A Careful Examination of Large Language Model Performance on Grade School Arithmetic (2405.00332v4)

Published 1 May 2024 in cs.CL, cs.AI, and cs.LG

Abstract: LLMs have achieved impressive success on many benchmarks for mathematical reasoning. However, there is growing concern that some of this performance actually reflects dataset contamination, where data closely resembling benchmark questions leaks into the training data, instead of true reasoning ability. To investigate this claim rigorously, we commission Grade School Math 1000 (GSM1k). GSM1k is designed to mirror the style and complexity of the established GSM8k benchmark, the gold standard for measuring elementary mathematical reasoning. We ensure that the two benchmarks are comparable across important metrics such as human solve rates, number of steps in solution, answer magnitude, and more. When evaluating leading open- and closed-source LLMs on GSM1k, we observe accuracy drops of up to 8%, with several families of models showing evidence of systematic overfitting across almost all model sizes. Further analysis suggests a positive relationship (Spearman's r² = 0.36) between a model's probability of generating an example from GSM8k and its performance gap between GSM8k and GSM1k, suggesting that some models may have partially memorized GSM8k. Nevertheless, many models, especially those on the frontier, show minimal signs of overfitting, and all models broadly demonstrate generalization to novel math problems guaranteed to not be in their training data.

PDF HTML Abstract

Understanding Overfitting in LLMs through the GSM1k Benchmark

Introduction

The creation of the GSM1k benchmark seeks to address significant concerns in the AI research community regarding the genuine capabilities of LLMs. These concerns primarily revolve around whether the impressive performance of these models on existing mathematical benchmarks stems from actual reasoning or merely replicating answers from contaminated datasets. Let's dive deeper into what was uncovered.

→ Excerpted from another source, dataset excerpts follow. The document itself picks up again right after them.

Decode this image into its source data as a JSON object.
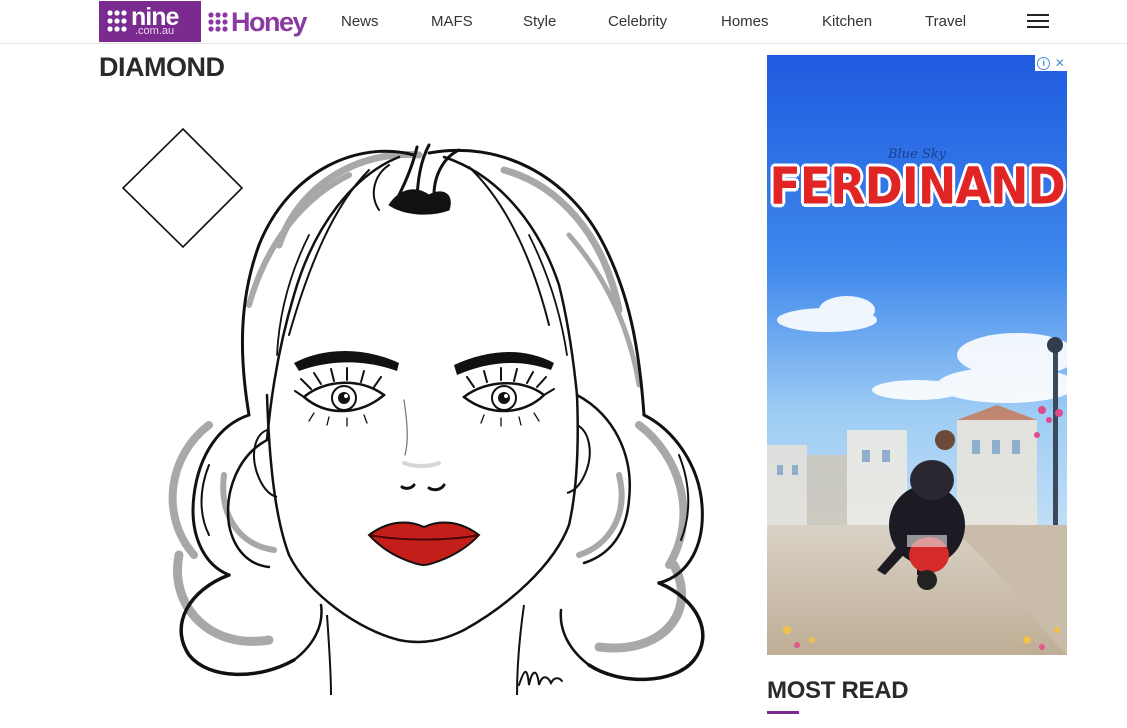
{
  "header": {
    "nine_logo": {
      "word": "nine",
      "domain": ".com.au"
    },
    "honey_logo": {
      "word": "Honey"
    },
    "nav": [
      {
        "label": "News"
      },
      {
        "label": "MAFS"
      },
      {
        "label": "Style"
      },
      {
        "label": "Celebrity"
      },
      {
        "label": "Homes"
      },
      {
        "label": "Kitchen"
      },
      {
        "label": "Travel"
      }
    ],
    "menu_icon": "hamburger-icon"
  },
  "article": {
    "heading": "DIAMOND",
    "illustration": {
      "subject": "face-shape-illustration",
      "shape_icon": "diamond-shape-icon",
      "signature": "Mw"
    }
  },
  "sidebar": {
    "ad": {
      "brand": "Blue Sky",
      "title": "FERDINAND",
      "choices_icon": "ad-choices-icon",
      "close_icon": "close-icon"
    },
    "most_read_heading": "MOST READ"
  },
  "colors": {
    "brand_purple": "#7b2b8f",
    "honey_purple": "#8a3aa0",
    "lip_red": "#c41e1a",
    "ad_title_red": "#e12424"
  }
}
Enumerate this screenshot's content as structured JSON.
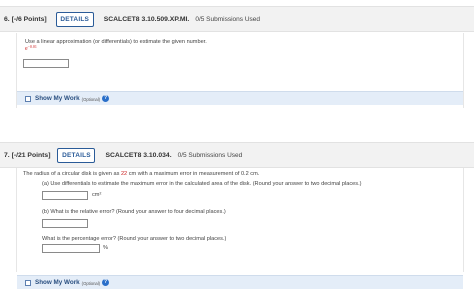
{
  "q1": {
    "number": "6.",
    "points": "[-/6 Points]",
    "details_label": "DETAILS",
    "code": "SCALCET8 3.10.509.XP.MI.",
    "submissions": "0/5 Submissions Used",
    "prompt": "Use a linear approximation (or differentials) to estimate the given number.",
    "expr_base": "e",
    "expr_exp": "−0.01",
    "answer": "",
    "show_my_work": "Show My Work",
    "optional": "(Optional)",
    "help": "?"
  },
  "q2": {
    "number": "7.",
    "points": "[-/21 Points]",
    "details_label": "DETAILS",
    "code": "SCALCET8 3.10.034.",
    "submissions": "0/5 Submissions Used",
    "prompt_pre": "The radius of a circular disk is given as ",
    "radius": "22",
    "prompt_post": " cm with a maximum error in measurement of 0.2 cm.",
    "part_a": "(a) Use differentials to estimate the maximum error in the calculated area of the disk. (Round your answer to two decimal places.)",
    "unit_a": "cm²",
    "part_b": "(b) What is the relative error? (Round your answer to four decimal places.)",
    "part_c": "What is the percentage error? (Round your answer to two decimal places.)",
    "unit_c": "%",
    "answer_a": "",
    "answer_b": "",
    "answer_c": "",
    "show_my_work": "Show My Work",
    "optional": "(Optional)",
    "help": "?"
  },
  "colors": {
    "header_bg": "#f2f2f2",
    "details_blue": "#2a5b98",
    "highlight_red": "#cc2222",
    "show_work_bg": "#e4edf8"
  }
}
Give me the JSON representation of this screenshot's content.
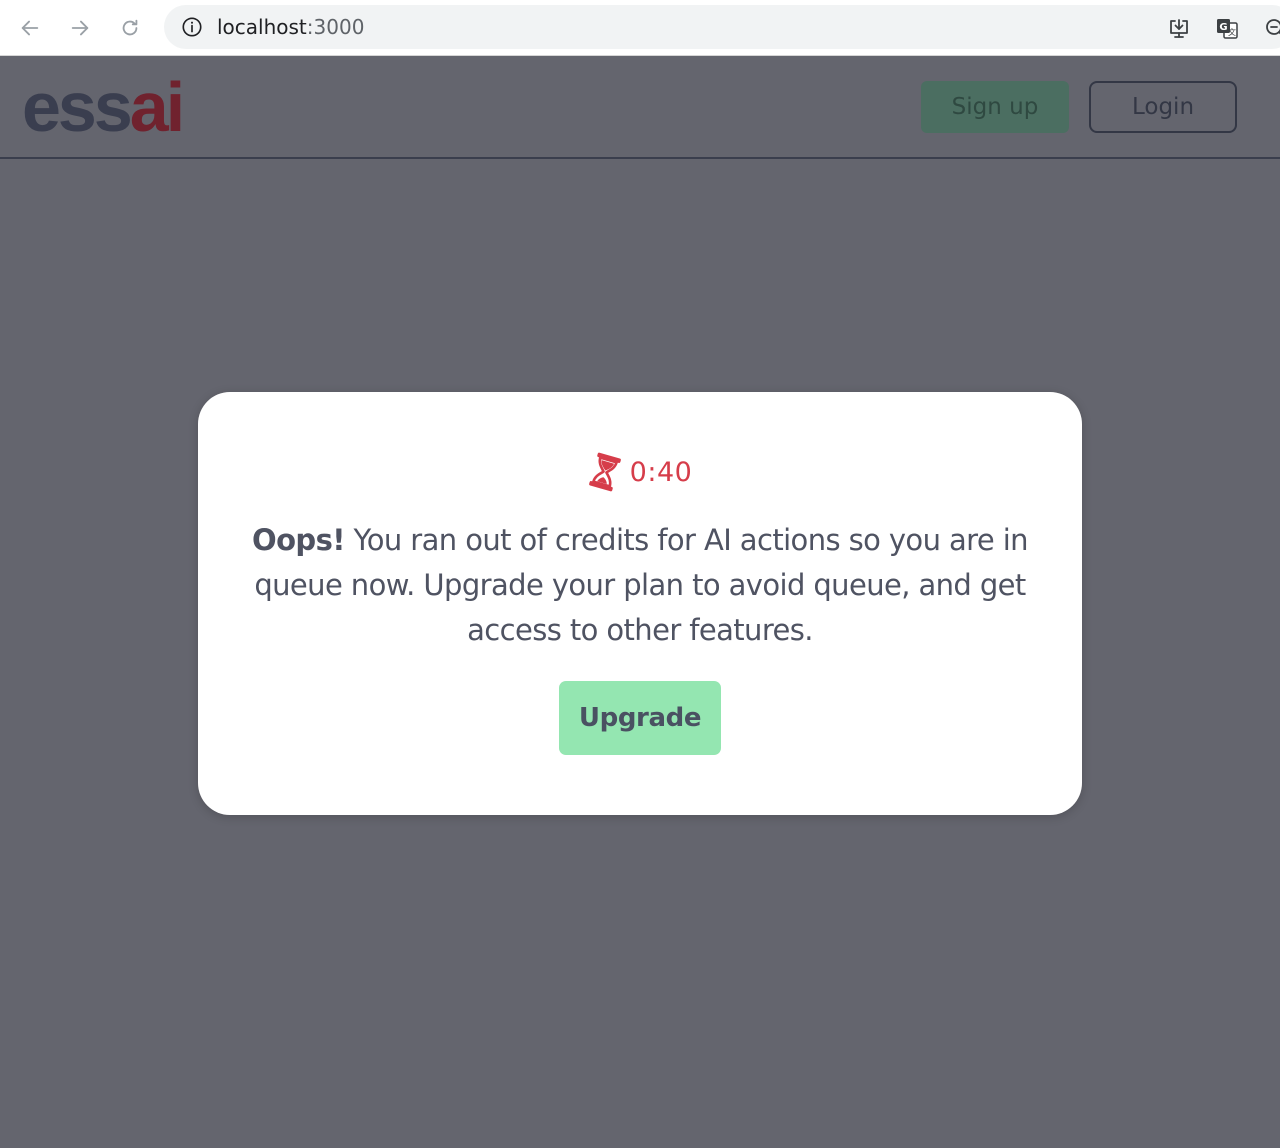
{
  "browser": {
    "url_host": "localhost",
    "url_port": ":3000",
    "icons": [
      "back-arrow-icon",
      "forward-arrow-icon",
      "reload-icon",
      "info-icon",
      "install-app-icon",
      "translate-icon",
      "zoom-icon"
    ]
  },
  "header": {
    "logo_main": "ess",
    "logo_accent": "ai",
    "signup_label": "Sign up",
    "login_label": "Login"
  },
  "modal": {
    "timer_icon": "hourglass-icon",
    "timer_value": "0:40",
    "message_lead": "Oops!",
    "message_body": " You ran out of credits for AI actions so you are in queue now. Upgrade your plan to avoid queue, and get access to other features.",
    "upgrade_label": "Upgrade"
  },
  "colors": {
    "overlay_background": "#64656e",
    "timer_red": "#d63d4a",
    "upgrade_green": "#94e6b1",
    "logo_dark": "#3a3e4f",
    "logo_accent": "#70222e"
  }
}
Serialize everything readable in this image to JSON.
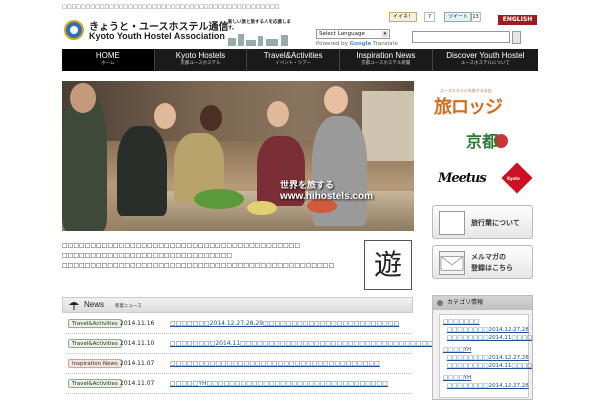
{
  "topline": "□□□□□□□□□□□□□□□□□□□□□□□□□□□□□□□□□□□□□□□□□□□□□□",
  "header": {
    "logo_jp": "きょうと・ユースホステル通信",
    "logo_en": "Kyoto Youth Hostel Association",
    "tagline": "新しい旅と旅する人を応援します。",
    "lang_select": "Select Language",
    "powered_prefix": "Powered by",
    "powered_brand": "Google",
    "powered_suffix": "Translate",
    "like_label": "イイネ！",
    "like_count": "7",
    "tweet_label": "ツイート",
    "tweet_count": "13",
    "english_label": "ENGLISH"
  },
  "nav": [
    {
      "en": "HOME",
      "jp": "ホーム"
    },
    {
      "en": "Kyoto Hostels",
      "jp": "京都ユースホステル"
    },
    {
      "en": "Travel&Activities",
      "jp": "イベント・ツアー"
    },
    {
      "en": "Inspiration News",
      "jp": "京都ユースホステル新聞"
    },
    {
      "en": "Discover Youth Hostel",
      "jp": "ユースホステルについて"
    }
  ],
  "hero": {
    "caption_jp": "世界を旅する",
    "caption_url": "www.hihostels.com"
  },
  "intro": [
    "□□□□□□□□□□□□□□□□□□□□□□□□□□□□□□□□□□□□□□□□□□",
    "□□□□□□□□□□□□□□□□□□□□□□□□□□□□□□",
    "□□□□□□□□□□□□□□□□□□□□□□□□□□□□□□□□□□□□□□□□□□□□□□□□"
  ],
  "stamp_glyph": "遊",
  "news": {
    "title": "News",
    "subtitle": "新着ニュース",
    "items": [
      {
        "cat": "Travel&Activities",
        "date": "2014.11.16",
        "title": "□□□□□□□2014.12.27,28,29□□□□□□□□□□□□□□□□□□□□□□□□",
        "insp": false
      },
      {
        "cat": "Travel&Activities",
        "date": "2014.11.10",
        "title": "□□□□□□□□2014.11□□□□□□□□□□□□□□□□□□□□□□□□□□□□□□□□□□ □ □□□□□",
        "insp": false
      },
      {
        "cat": "Inspiration News",
        "date": "2014.11.07",
        "title": "□□□□□□□□□□□□□□□□□□□□□□□□□□□□□□□□□□□□□",
        "insp": true
      },
      {
        "cat": "Travel&Activities",
        "date": "2014.11.07",
        "title": "□□□□□YH□□□□□□□□□□□□□□□□□□□□□□□□□□□□□□□□",
        "insp": false
      }
    ]
  },
  "sidebar": {
    "tabi_small": "ユースホステルを旅するお店",
    "tabi_text": "旅ロッジ",
    "kyo_text": "京都",
    "meetus_text": "Meetus",
    "meetus_badge": "Kyoto",
    "travel_btn": "旅行業について",
    "mail_btn_line1": "メルマガの",
    "mail_btn_line2": "登録はこちら",
    "category_title": "カテゴリ情報",
    "categories": [
      {
        "group": "□□□□□□□",
        "subs": [
          "□□□□□□□□2014.12.27,28",
          "□□□□□□□□2014.11□□□□"
        ]
      },
      {
        "group": "□□□□YH",
        "subs": [
          "□□□□□□□□2014.12.27,28",
          "□□□□□□□□2014.11□□□□"
        ]
      },
      {
        "group": "□□□□YH",
        "subs": [
          "□□□□□□□□2014.12.27,28"
        ]
      }
    ]
  },
  "colors": {
    "nav_bg": "#1a1a1a",
    "english_btn": "#9e1b1b",
    "link": "#1d4e9b"
  }
}
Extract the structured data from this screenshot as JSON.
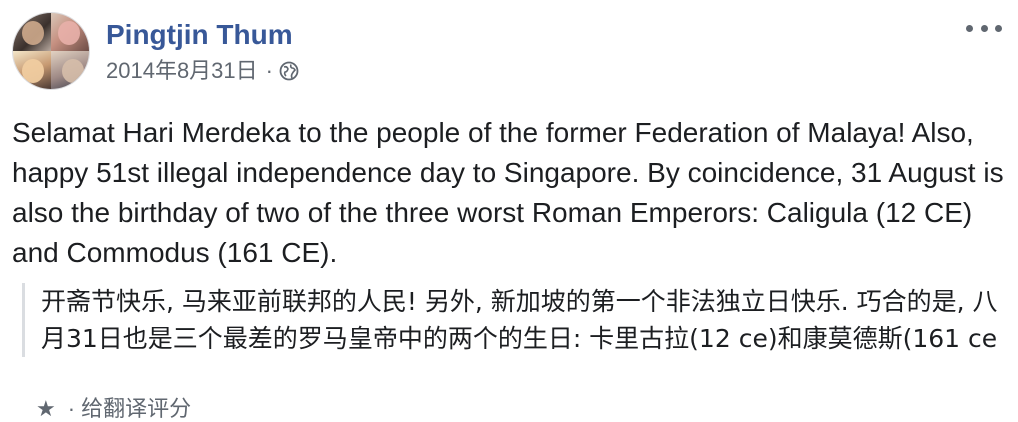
{
  "post": {
    "author": "Pingtjin Thum",
    "timestamp": "2014年8月31日",
    "separator": "·",
    "privacy_icon": "globe-icon",
    "more_icon": "more-options-icon",
    "body_text": "Selamat Hari Merdeka to the people of the former Federation of Malaya! Also, happy 51st illegal independence day to Singapore. By coincidence, 31 August is also the birthday of two of the three worst Roman Emperors: Caligula (12 CE) and Commodus (161 CE).",
    "translation_text": "开斋节快乐, 马来亚前联邦的人民! 另外, 新加坡的第一个非法独立日快乐. 巧合的是, 八月31日也是三个最差的罗马皇帝中的两个的生日: 卡里古拉(12 ce)和康莫德斯(161 ce",
    "translation_footer": {
      "icon": "star-icon",
      "icon_glyph": "★",
      "label": "· 给翻译评分"
    }
  },
  "colors": {
    "author_link": "#385898",
    "meta_text": "#606770",
    "body_text": "#1c1e21",
    "quote_border": "#dadde1"
  }
}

Unveiling GSM1k: A New Benchmark

GSM1k serves as a fresh set of grade-school level mathematical problems, designed to parallel the well-known GSM8k benchmark in style and complexity yet created without using any LLMs to avoid data duplication. It comprises 1250 carefully crafted problems meant to evaluate the real reasoning capabilities of various LLMs.

Model Evaluation: The paper tested both open-source and proprietary models on GSM1k, including well-known ones like GPT-4, Gemini, and Claude, among others.
Key Findings: There were notable drops in accuracy, up to 13%, particularly in models like the Phi and Mistral families, indicating possible overfitting when compared to performances on GSM8k.
Contrasting Performances: While some model families exhibited signs of overfitting, leading-edge models (e.g., Gemini/GPT/Claude) showed minimal to none, suggesting more robust generalization capabilities.

The Indicator of Overfitting

The research pinpointed a significant indicator of overfitting through a statistical analysis technique:

Probability Relationship: There is a positive correlation indicated by Spearman's $r^2=0.32$ between a model's likelihood of regenerating examples from GSM8k and its variance in performance on GSM1k compared to GSM8k. This suggests a partial memorization of GSM8k within many models, a sign of overfitting.

Implications and Future Predictions

Practical Implications: Recognizing overfit models and understanding their limitations can lead to more honest assessments of LLM capabilities and guide more efficient use of resources in model training and development.
Theoretical Advances: These findings push the understanding of "generalization" within AI, prompting more rigorous testing environments that better measure true model capability beyond memorized data.
Future of AI Benchmarks: The paper proposes a not-yet-public release of GSM1k to avoid further contamination. The future could see similar controlled releases guiding the development of more challenging and contamination-free benchmarks.

Model Capabilities Beyond Overfitting

Interestingly, the paper also highlights an essential nuance in the debate on AI's reasoning abilities:

Generalization Skills: Despite reductions in performance metrics due to potential overfitting, models like Phi and Mistral still perform significantly well on GSM1k, suggesting they retain a strong capability to generalize beyond memorized data.

In conclusion, while the research from GSM1k brings to light the serious issue of overfitting in evaluating LLMs, it also presents a complex but hopeful view of the potential for these models to develop genuine reasoning abilities. The trajectory for future research and development, spurred by findings like these, likely holds both enhanced model training methods and more robust benchmarking tools that can accurately measure and foster true AI capabilities.